La toile qui bloque les rayons du soleil a été endommagée au cours de l’hiver et n’a toujours pas été remplacée. La Ville de Rouyn-Noranda a confirmé en avoir fait la commande, mais n’est pas en mesure de dire à quel moment elle pourra être installée.

Les améliorations demandées concernent le principalement au terrain D’Iberville, à côté de l’école secondaire du même nom. «Cette année, plusieurs équipes nous ont signifié qu’elles ne voulaient même pas jouer sur ce terrain, a fait savoir Francis Robichaud, président de la Ligue de balle-molle. Elles le considèrent comme dangereux et je suis d’accord avec elles. On s’en fait parler régulièrement. Je suis surpris qu’il n’y ait pas eu de blessures sérieuses en raison de la condition du terrain.» 
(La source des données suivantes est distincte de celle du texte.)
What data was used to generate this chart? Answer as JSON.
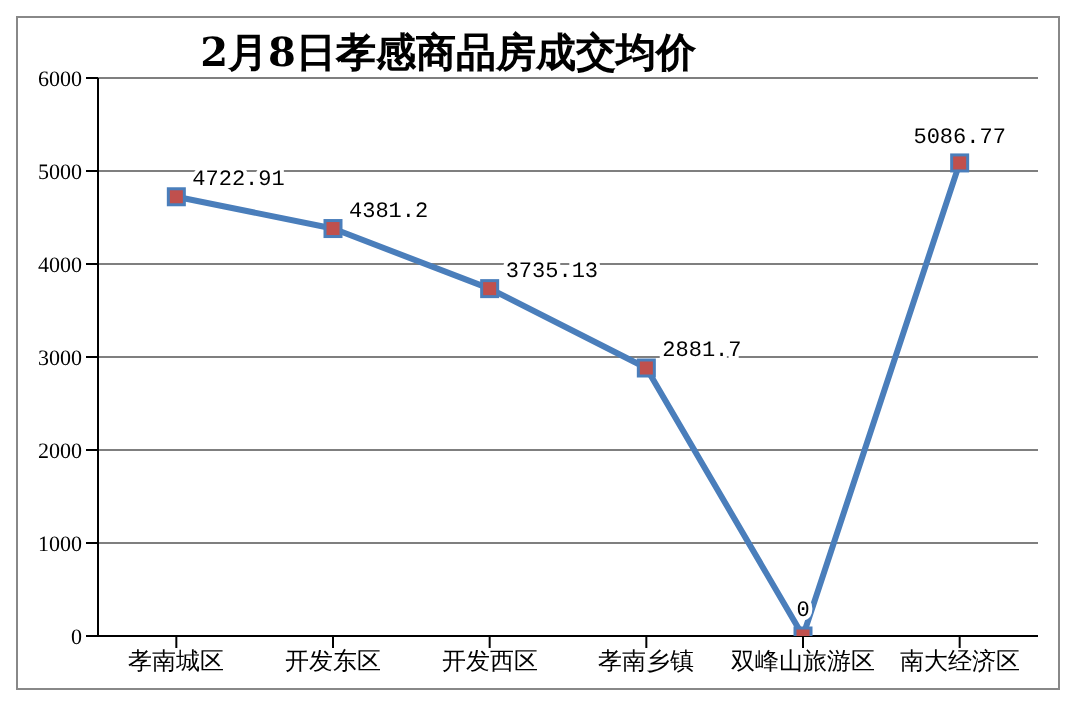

Les activités de la Ligue de balle-molle sont concentrées au terrain D’Iberville et à celui aménagé à proximité de l’aréna Jacques-Laperrière. Ce dernier est également utilisé par la Ligue de balle lente de Rouyn-Noranda ,qui compte 19 équipes. 

Une véritable risée 

Le Tournoi annuel de balle-molle de Rouyn-Noranda s’est déroulé du 26 au 28 juillet. Beaucoup moins d’équipes, dont plusieurs de l’extérieur, s’y sont inscrites comparativement aux années précédentes. «La raison qu’elles évoquaient presqu’à chaque fois, c’est que nos terrains sont dangereux», a soupiré M. Robichaud.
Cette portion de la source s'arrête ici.